Ben Shamsian: Okay. We have another question for you, Brian. What is the response after a three-week or four-week course of IB-Stim treatment and what percentage of patients come back for additional treatment courses?
Brian Carrico : That’s a good question. We’ve got good data right now at 6 and at 12 months. We have a 7 center multicenter, about 300 patient registry that was published last year. It had good data, statistically significant data. We don’t have — the physician feedback is pretty straightforward, the roughly 70% of patients — this is anecdotal, this is not the data. But if somebody wants to schedule a separate call with Dr. Miranda to go into the data, we’d be happy to do that. But roughly 70% of patients have significant long-term relief. That is the feedback from physicians. You obviously have non-responders and you obviously have patients that have some response. But this is not something that once someone has four-weeks of treatment that next month you need — or two months from now you need four weeks of treatment again.
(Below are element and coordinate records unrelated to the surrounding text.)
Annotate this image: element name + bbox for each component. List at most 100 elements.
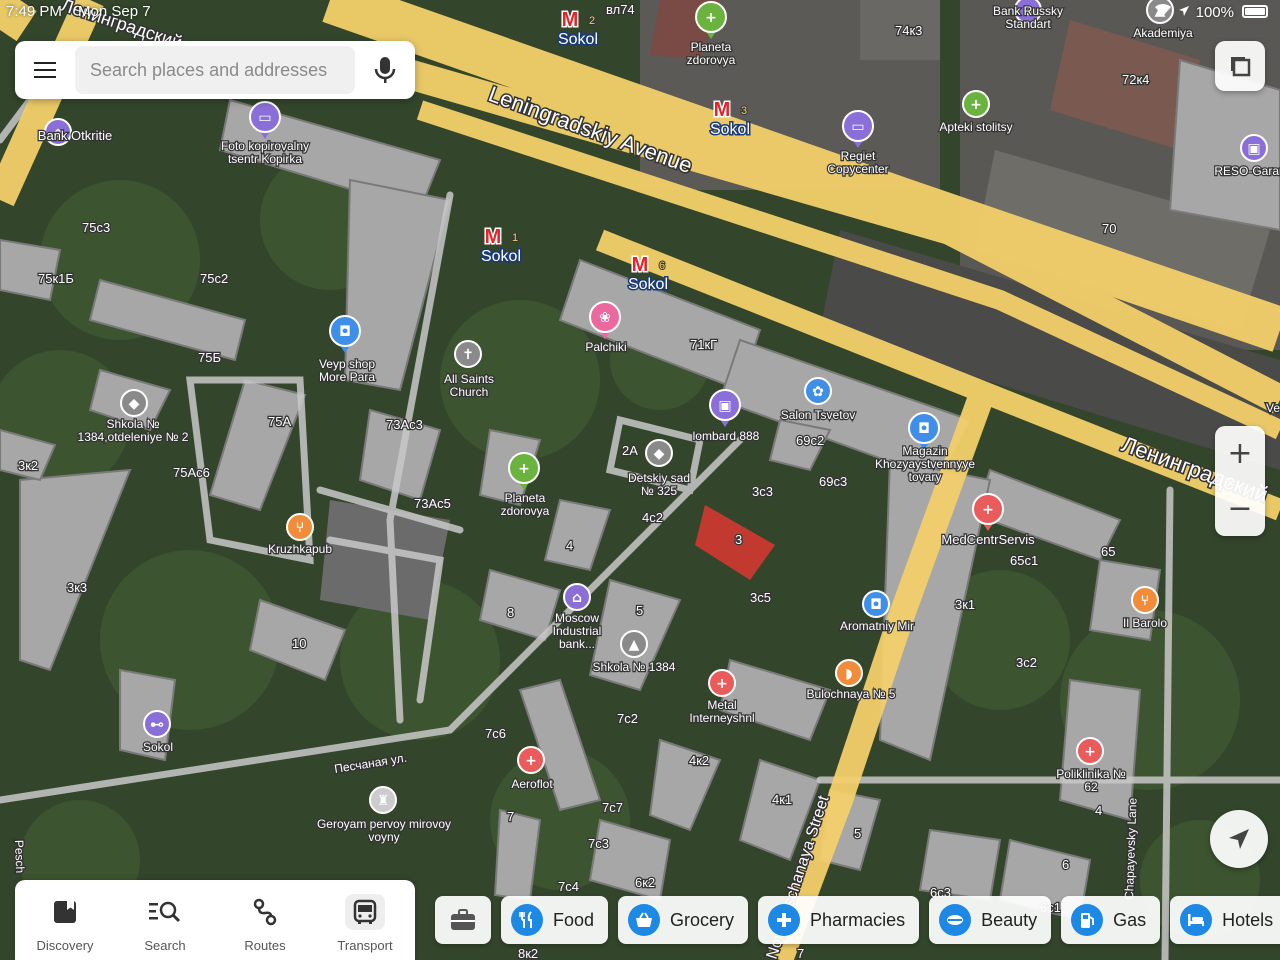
microphone-icon[interactable]: [355, 41, 415, 99]
medical-icon: +: [982, 502, 994, 518]
chip-food[interactable]: Food: [501, 896, 609, 944]
poi-label: Apteki stolitsy: [939, 120, 1012, 134]
search-input[interactable]: [75, 46, 355, 94]
metro-icon: M: [714, 99, 731, 121]
battery-icon: [1242, 5, 1268, 18]
house-number: 75Ас6: [173, 465, 210, 480]
poi-label: zdorovya: [687, 53, 736, 67]
medical-icon: +: [716, 676, 728, 692]
chip-label: Grocery: [670, 909, 735, 930]
status-time: 7:49 PM: [6, 3, 62, 20]
chip-label: Gas: [1113, 909, 1147, 930]
house-number: 71кГ: [690, 337, 717, 352]
flower-icon: ✿: [812, 384, 824, 400]
poi-label: Kruzhkapub: [268, 542, 332, 556]
search-list-icon: [145, 894, 185, 930]
chip-gas[interactable]: Gas: [1061, 896, 1161, 944]
poi-label: 62: [1084, 780, 1098, 794]
house-number: 3с2: [1016, 655, 1037, 670]
battery-percent: 100%: [1195, 3, 1234, 21]
cross-icon: [768, 904, 801, 936]
tab-search[interactable]: Search: [115, 880, 215, 960]
search-panel: [15, 41, 415, 99]
house-number: 4: [1095, 803, 1102, 818]
poi-label: Detskiy sad: [628, 471, 690, 485]
metro-station-name: Sokol: [628, 276, 668, 293]
house-number: 7с3: [588, 836, 609, 851]
tab-label: Transport: [337, 938, 393, 953]
street-label-right-edge: Ve: [1266, 401, 1280, 415]
navigation-arrow-icon: [1229, 829, 1249, 849]
school-icon: ▲: [629, 637, 640, 653]
bottom-tab-bar: Discovery Search Routes Transport: [15, 880, 415, 960]
house-number: 2А: [622, 443, 638, 458]
poi-label: Regiet: [841, 149, 876, 163]
poi-label: Bulochnaya № 5: [807, 687, 896, 701]
tab-label: Search: [144, 938, 186, 953]
house-number: 3с5: [750, 590, 771, 605]
shopping-bag-icon: ◘: [918, 421, 930, 437]
fitness-icon: ⊷: [150, 717, 164, 733]
zoom-in-button[interactable]: +: [1215, 426, 1265, 481]
chip-label: Hotels: [1222, 909, 1274, 930]
zoom-out-button[interactable]: −: [1215, 481, 1265, 536]
zoom-control: + −: [1215, 426, 1265, 536]
chip-label: Pharmacies: [810, 909, 906, 930]
house-number: 75с2: [200, 271, 228, 286]
pharmacy-icon: +: [518, 461, 530, 477]
house-number: 75с3: [82, 220, 110, 235]
medical-icon: +: [525, 753, 537, 769]
food-icon: ⑂: [1141, 593, 1149, 609]
chip-beauty[interactable]: Beauty: [929, 896, 1052, 944]
menu-icon[interactable]: [15, 41, 75, 99]
poi-label: Poliklinika №: [1056, 767, 1126, 781]
briefcase-chip[interactable]: [435, 896, 491, 944]
poi-label: Planeta: [505, 491, 546, 505]
tab-discovery[interactable]: Discovery: [15, 880, 115, 960]
poi-label: Akademiya: [1133, 26, 1193, 40]
tab-label: Discovery: [36, 938, 94, 953]
briefcase-icon: ▣: [1247, 141, 1260, 157]
chip-pharmacies[interactable]: Pharmacies: [758, 896, 920, 944]
kindergarten-icon: ◆: [129, 396, 140, 412]
poi-label: Palchiki: [585, 340, 626, 354]
fork-knife-icon: [511, 904, 543, 936]
house-number: 10: [292, 636, 306, 651]
map-canvas[interactable]: Leningradskiy Avenue Ленинградский Ленин…: [0, 0, 1280, 960]
poi-label: bank...: [559, 637, 595, 651]
poi-label: Copycenter: [827, 162, 888, 176]
chip-hotels[interactable]: Hotels: [1170, 896, 1280, 944]
house-number: 65: [1101, 544, 1115, 559]
metro-icon: M: [485, 226, 502, 248]
medical-icon: +: [1084, 744, 1096, 760]
poi-label: Interneyshnl: [689, 711, 754, 725]
bus-icon: [345, 894, 385, 930]
location-arrow-icon: [1178, 4, 1190, 21]
beauty-icon: [939, 904, 972, 936]
my-location-button[interactable]: [1210, 810, 1268, 868]
house-number: 7: [507, 809, 514, 824]
metro-station-name: Sokol: [481, 248, 521, 265]
shopping-bag-icon: ◘: [870, 597, 882, 613]
poi-label: zdorovya: [501, 504, 550, 518]
poi-label: tsentr Kopirka: [228, 152, 302, 166]
chip-grocery[interactable]: Grocery: [618, 896, 749, 944]
bakery-icon: ◗: [845, 666, 852, 682]
house-number: 75Б: [198, 350, 221, 365]
house-number: 75к1Б: [38, 271, 74, 286]
house-number: 73Ас5: [414, 496, 451, 511]
briefcase-icon: [451, 909, 475, 930]
poi-label: 1384,otdeleniye № 2: [78, 430, 189, 444]
layers-button[interactable]: [1215, 41, 1265, 91]
poi-label: Foto kopirovalny: [221, 139, 309, 153]
poi-label: tovary: [909, 470, 942, 484]
fuel-icon: [1071, 904, 1104, 936]
house-number: 73Ас3: [386, 417, 423, 432]
poi-label: Metal: [707, 698, 736, 712]
tab-routes[interactable]: Routes: [215, 880, 315, 960]
poi-label: Il Barolo: [1123, 616, 1167, 630]
poi-label: Bank Otkritie: [38, 128, 112, 143]
metro-exit-number: 1: [512, 232, 518, 244]
tab-transport[interactable]: Transport: [315, 880, 415, 960]
bed-icon: [1180, 904, 1213, 936]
This results are sustained. And we’ve got multiple studies and we’ve got 16 studies now on this, including two placebo-controlled trials. We’ve done 10 or 11 different types of studies. And this all goes into the fact that was part of why we had such strong support from the American Academy of Pediatrics and they submitted the Category 1 CPT code application alongside us. But the data are really strong and the longevity of the treatment is sustainable and statistically significant.
Operator: [Operator Instructions] This does conclude today’s Q&A session. I would like to go ahead and turn the call back over for closing remarks. Please go ahead.
Brian Carrico : No, I would just like to say thank you to everyone for joining us today. We appreciate the questions and we look forward to communications with you again very soon via press release. And obviously we’ll have quarter one results out in the coming weeks and quarter 1 call in May and we’ll announce that. So thank you again. Have a great rest of your Thursday.
Operator: Thank you all for joining today’s conference call. You may now disconnect.